It has been over a generation since the U.S. Senate hearings on the sexual harassment charges of a law professor, Anita Hill, against then judge, now Supreme Court justice, Clarence Thomas.
A lot has changed since then.
Or has it?
The French have a saying, “Plus ca change,” or “The more things change, the more they stay the same.”
The charges now poised against a sitting judge, and possible justice, Brett Kavanaugh, by a psychology professor, Dr.

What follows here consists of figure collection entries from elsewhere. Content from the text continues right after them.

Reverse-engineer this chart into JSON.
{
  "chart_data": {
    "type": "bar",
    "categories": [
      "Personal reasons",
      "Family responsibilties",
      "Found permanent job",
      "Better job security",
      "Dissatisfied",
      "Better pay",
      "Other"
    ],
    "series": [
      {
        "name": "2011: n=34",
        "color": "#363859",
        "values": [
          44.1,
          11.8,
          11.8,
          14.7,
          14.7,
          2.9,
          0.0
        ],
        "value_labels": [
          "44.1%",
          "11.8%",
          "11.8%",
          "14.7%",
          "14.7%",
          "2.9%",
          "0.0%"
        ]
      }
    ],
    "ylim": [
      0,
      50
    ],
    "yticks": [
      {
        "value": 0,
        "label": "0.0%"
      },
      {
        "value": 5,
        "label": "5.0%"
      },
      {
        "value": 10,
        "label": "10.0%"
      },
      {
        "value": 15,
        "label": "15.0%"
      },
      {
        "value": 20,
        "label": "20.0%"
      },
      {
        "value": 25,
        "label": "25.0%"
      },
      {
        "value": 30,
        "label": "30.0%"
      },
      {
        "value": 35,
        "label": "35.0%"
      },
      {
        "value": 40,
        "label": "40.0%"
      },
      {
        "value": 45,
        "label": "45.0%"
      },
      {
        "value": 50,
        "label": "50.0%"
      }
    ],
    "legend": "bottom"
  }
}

Christine B. Ford, of sexual assault over 30 years ago, show us that things have changed very little.
For power remains a mostly male prerogative, and women, unless they act as man-like as possible, are, more often than not, treated like children: seen and not heard.

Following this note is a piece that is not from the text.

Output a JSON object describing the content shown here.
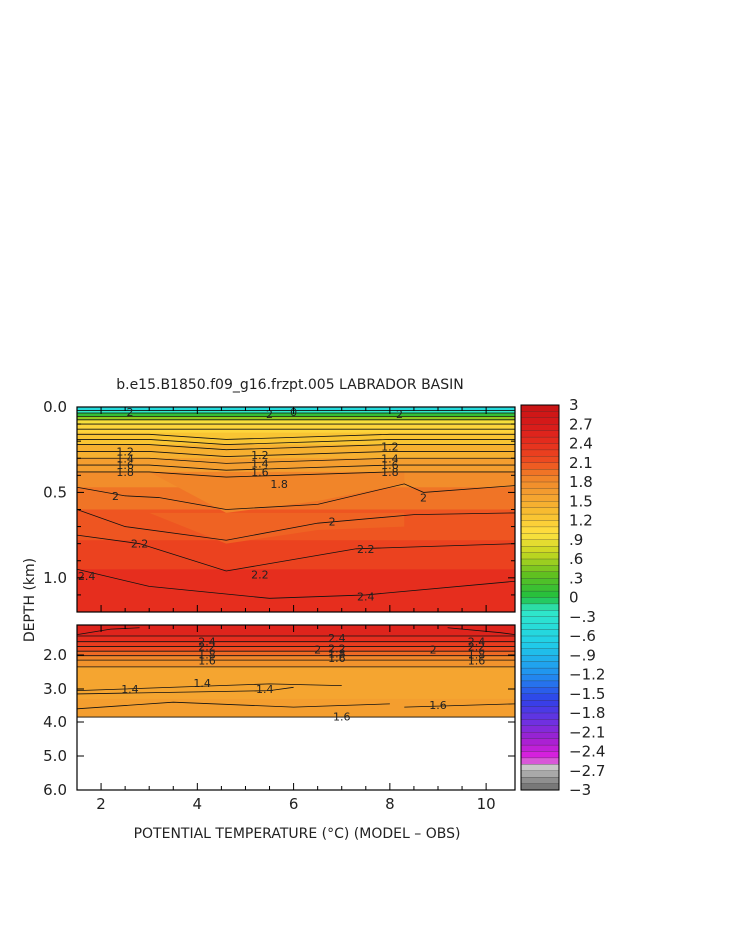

For at the nexus between law and power lies the courts, one of the last, mighty bastions of male power.
The remarkable #Me Too movement may have enormous power in the realm of culture (think Hollywood), but law remains a largely (white) male preserve.

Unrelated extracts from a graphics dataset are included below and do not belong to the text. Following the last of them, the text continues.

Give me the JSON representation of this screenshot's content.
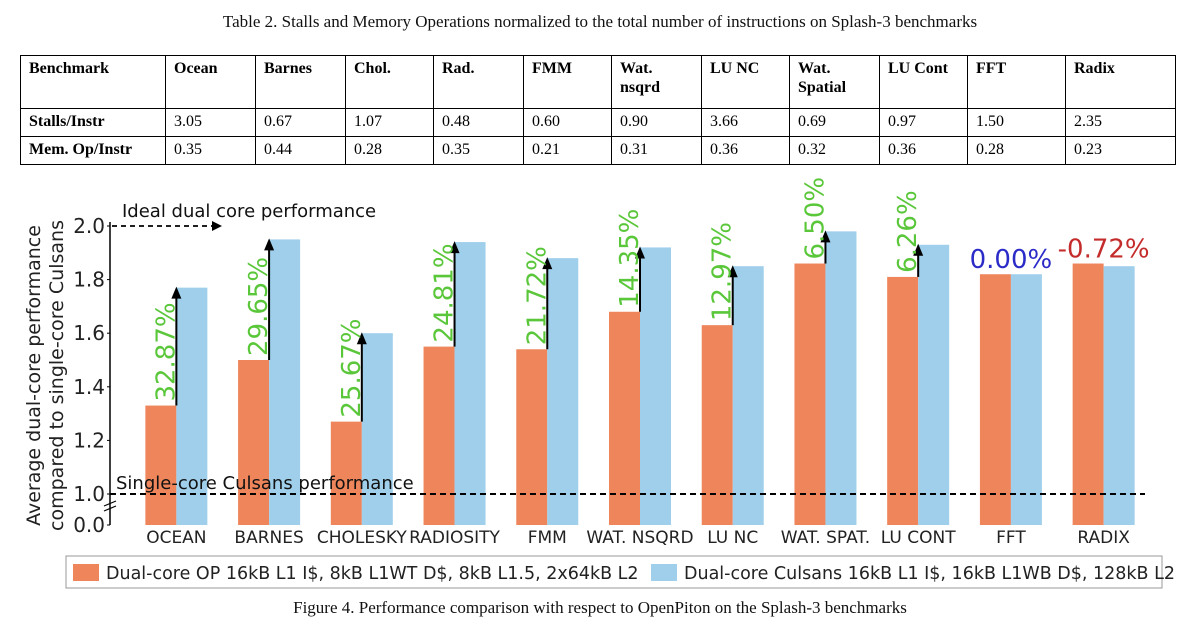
{
  "table_caption": "Table 2. Stalls and Memory Operations normalized to the total number of instructions on Splash-3 benchmarks",
  "table": {
    "header": [
      "Benchmark",
      "Ocean",
      "Barnes",
      "Chol.",
      "Rad.",
      "FMM",
      "Wat. nsqrd",
      "LU NC",
      "Wat. Spatial",
      "LU Cont",
      "FFT",
      "Radix"
    ],
    "rows": [
      {
        "label": "Stalls/Instr",
        "values": [
          "3.05",
          "0.67",
          "1.07",
          "0.48",
          "0.60",
          "0.90",
          "3.66",
          "0.69",
          "0.97",
          "1.50",
          "2.35"
        ]
      },
      {
        "label": "Mem. Op/Instr",
        "values": [
          "0.35",
          "0.44",
          "0.28",
          "0.35",
          "0.21",
          "0.31",
          "0.36",
          "0.32",
          "0.36",
          "0.28",
          "0.23"
        ]
      }
    ]
  },
  "figure_caption": "Figure 4. Performance comparison with respect to OpenPiton on the Splash-3 benchmarks",
  "chart_data": {
    "type": "bar",
    "title": "",
    "ylabel": "Average dual-core performance compared to single-core Culsans",
    "xlabel": "",
    "ylim": [
      0.0,
      2.0
    ],
    "yticks": [
      "0.0",
      "1.0",
      "1.2",
      "1.4",
      "1.6",
      "1.8",
      "2.0"
    ],
    "axis_break": true,
    "categories": [
      "OCEAN",
      "BARNES",
      "CHOLESKY",
      "RADIOSITY",
      "FMM",
      "WAT. NSQRD",
      "LU NC",
      "WAT. SPAT.",
      "LU CONT",
      "FFT",
      "RADIX"
    ],
    "series": [
      {
        "name": "Dual-core OP 16kB L1 I$, 8kB L1WT D$, 8kB L1.5, 2x64kB L2",
        "color": "#ee855b",
        "values": [
          1.33,
          1.5,
          1.27,
          1.55,
          1.54,
          1.68,
          1.63,
          1.86,
          1.81,
          1.82,
          1.86
        ]
      },
      {
        "name": "Dual-core Culsans 16kB L1 I$, 16kB L1WB D$, 128kB L2",
        "color": "#9fcfeb",
        "values": [
          1.77,
          1.95,
          1.6,
          1.94,
          1.88,
          1.92,
          1.85,
          1.98,
          1.93,
          1.82,
          1.85
        ]
      }
    ],
    "improvements": [
      "32.87%",
      "29.65%",
      "25.67%",
      "24.81%",
      "21.72%",
      "14.35%",
      "12.97%",
      "6.50%",
      "6.26%",
      "0.00%",
      "-0.72%"
    ],
    "improvement_colors": [
      "#5ac73a",
      "#5ac73a",
      "#5ac73a",
      "#5ac73a",
      "#5ac73a",
      "#5ac73a",
      "#5ac73a",
      "#5ac73a",
      "#5ac73a",
      "#2b2bc8",
      "#c42b2b"
    ],
    "reference_lines": [
      {
        "label": "Ideal dual core performance",
        "value": 2.0
      },
      {
        "label": "Single-core Culsans performance",
        "value": 1.0
      }
    ],
    "legend_position": "bottom"
  }
}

Women, the majority of the U.S. population, are not the majority of political leaders, don’t earn the highest incomes and aren’t paid wages equal to men.
In other words, their power is quite limited.
They are, however, the highest number of law students in the country, so that day is coming when they will dominate the field.
But not today.
Man power still reigns in politics and law, and unless I miss my guess, in the next few days, we shall see Brett Kavanaugh don the dark robe of a junior justice of the U.S. Supreme Court.